Abstract

This article examines educational stratification in highbrow cultural participation. There are two contrasting explanations of why cultural participation is stratified. The status hypothesis predicts that people come to appreciate particular forms of art because it expresses their belonging to a certain social group. The cognitive hypothesis stipulates that cultural participation depends on a person’s cognitive abilities, which is why educational stratification in cultural consumption is so evident, especially among consumers of high culture. However, to test these explanations, previous work predominantly relied on an individual’s level of education, thus confounding the two mechanisms. We test the status and cognitive hypothesis using data from the International Adult Literacy Survey, covering 18 countries. First, by including an individual’s literacy skills, we separate the effect of cognitive ability from that of education.
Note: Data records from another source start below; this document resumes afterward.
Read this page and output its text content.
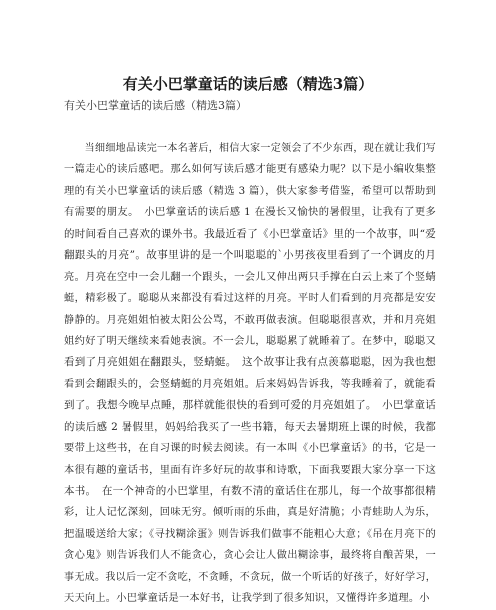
有关小巴掌童话的读后感（精选3篇）

有关小巴掌童话的读后感（精选3篇）

　　当细细地品读完一本名著后，相信大家一定领会了不少东西，现在就让我们写
一篇走心的读后感吧。那么如何写读后感才能更有感染力呢？以下是小编收集整
理的有关小巴掌童话的读后感（精选 3 篇），供大家参考借鉴，希望可以帮助到
有需要的朋友。　小巴掌童话的读后感 1 在漫长又愉快的暑假里，让我有了更多
的时间看自己喜欢的课外书。我最近看了《小巴掌童话》里的一个故事，叫“爱
翻跟头的月亮”。故事里讲的是一个叫聪聪的`小男孩夜里看到了一个调皮的月
亮。月亮在空中一会儿翻一个跟头，一会儿又伸出两只手撑在白云上来了个竖蜻
蜓，精彩极了。聪聪从来都没有看过这样的月亮。平时人们看到的月亮都是安安
静静的。月亮姐姐怕被太阳公公骂，不敢再做表演。但聪聪很喜欢，并和月亮姐
姐约好了明天继续来看她表演。不一会儿，聪聪累了就睡着了。在梦中，聪聪又
看到了月亮姐姐在翻跟头，竖蜻蜓。　这个故事让我有点羡慕聪聪，因为我也想
看到会翻跟头的，会竖蜻蜓的月亮姐姐。后来妈妈告诉我，等我睡着了，就能看
到了。我想今晚早点睡，那样就能很快的看到可爱的月亮姐姐了。　小巴掌童话
的读后感 2 暑假里，妈妈给我买了一些书籍，每天去暑期班上课的时候，我都
要带上这些书，在自习课的时候去阅读。有一本叫《小巴掌童话》的书，它是一
本很有趣的童话书，里面有许多好玩的故事和诗歌，下面我要跟大家分享一下这
本书。　在一个神奇的小巴掌里，有数不清的童话住在那儿，每一个故事都很精
彩，让人记忆深刻，回味无穷。倾听雨的乐曲，真是好清脆；小青蛙助人为乐，
把温暖送给大家；《寻找糊涂蛋》则告诉我们做事不能粗心大意；《吊在月亮下的
贪心鬼》则告诉我们人不能贪心，贪心会让人做出糊涂事，最终将自酿苦果，一
事无成。我以后一定不贪吃，不贪睡，不贪玩，做一个听话的好孩子，好好学习，
天天向上。小巴掌童话是一本好书，让我学到了很多知识，又懂得许多道理。小
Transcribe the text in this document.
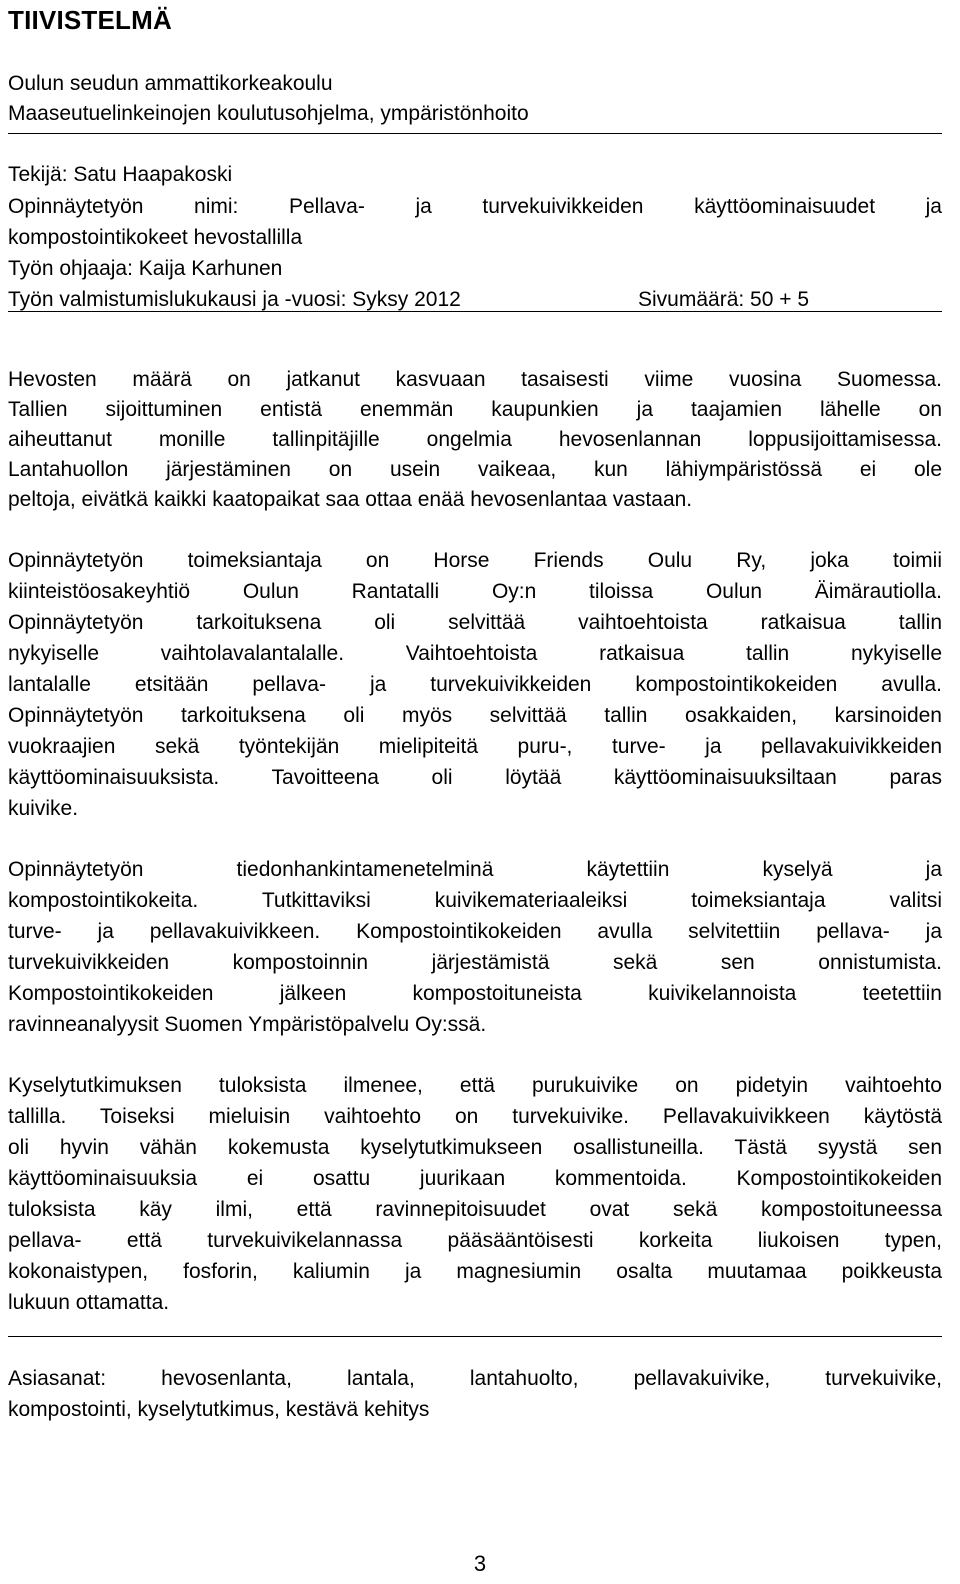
TIIVISTELMÄ
Oulun seudun ammattikorkeakoulu
Maaseutuelinkeinojen koulutusohjelma, ympäristönhoito
Tekijä: Satu Haapakoski
Opinnäytetyön nimi: Pellava- ja turvekuivikkeiden käyttöominaisuudet ja
kompostointikokeet hevostallilla
Työn ohjaaja: Kaija Karhunen
Työn valmistumislukukausi ja -vuosi: Syksy 2012	Sivumäärä: 50 + 5
Hevosten määrä on jatkanut kasvuaan tasaisesti viime vuosina Suomessa.
Tallien sijoittuminen entistä enemmän kaupunkien ja taajamien lähelle on
aiheuttanut monille tallinpitäjille ongelmia hevosenlannan loppusijoittamisessa.
Lantahuollon järjestäminen on usein vaikeaa, kun lähiympäristössä ei ole
peltoja, eivätkä kaikki kaatopaikat saa ottaa enää hevosenlantaa vastaan.
Opinnäytetyön toimeksiantaja on Horse Friends Oulu Ry, joka toimii
kiinteistöosakeyhtiö Oulun Rantatalli Oy:n tiloissa Oulun Äimärautiolla.
Opinnäytetyön tarkoituksena oli selvittää vaihtoehtoista ratkaisua tallin
nykyiselle vaihtolavalantalalle. Vaihtoehtoista ratkaisua tallin nykyiselle
lantalalle etsitään pellava- ja turvekuivikkeiden kompostointikokeiden avulla.
Opinnäytetyön tarkoituksena oli myös selvittää tallin osakkaiden, karsinoiden
vuokraajien sekä työntekijän mielipiteitä puru-, turve- ja pellavakuivikkeiden
käyttöominaisuuksista. Tavoitteena oli löytää käyttöominaisuuksiltaan paras
kuivike.
Opinnäytetyön tiedonhankintamenetelminä käytettiin kyselyä ja
kompostointikokeita. Tutkittaviksi kuivikemateriaaleiksi toimeksiantaja valitsi
turve- ja pellavakuivikkeen. Kompostointikokeiden avulla selvitettiin pellava- ja
turvekuivikkeiden kompostoinnin järjestämistä sekä sen onnistumista.
Kompostointikokeiden jälkeen kompostoituneista kuivikelannoista teetettiin
ravinneanalyysit Suomen Ympäristöpalvelu Oy:ssä.
Kyselytutkimuksen tuloksista ilmenee, että purukuivike on pidetyin vaihtoehto
tallilla. Toiseksi mieluisin vaihtoehto on turvekuivike. Pellavakuivikkeen käytöstä
oli hyvin vähän kokemusta kyselytutkimukseen osallistuneilla. Tästä syystä sen
käyttöominaisuuksia ei osattu juurikaan kommentoida. Kompostointikokeiden
tuloksista käy ilmi, että ravinnepitoisuudet ovat sekä kompostoituneessa
pellava- että turvekuivikelannassa pääsääntöisesti korkeita liukoisen typen,
kokonaistypen, fosforin, kaliumin ja magnesiumin osalta muutamaa poikkeusta
lukuun ottamatta.
Asiasanat: hevosenlanta, lantala, lantahuolto, pellavakuivike, turvekuivike,
kompostointi, kyselytutkimus, kestävä kehitys
3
The remaining effect of education can be seen as a better measure of the status-related motives for cultural participation. Second, we examine whether stratification varies across countries. The findings show that the status-related effect of education on cultural participation is smaller in societies with larger educational expansion and intergenerational educational mobility. This is in line with the status explanation, which holds that boundaries between educational groups are less exclusionary in societies that are educationally less stratified. In contrast, the relation between cognitive skills and cultural participation is unaffected by distributional variation in education, as the cognitive hypothesis predicts.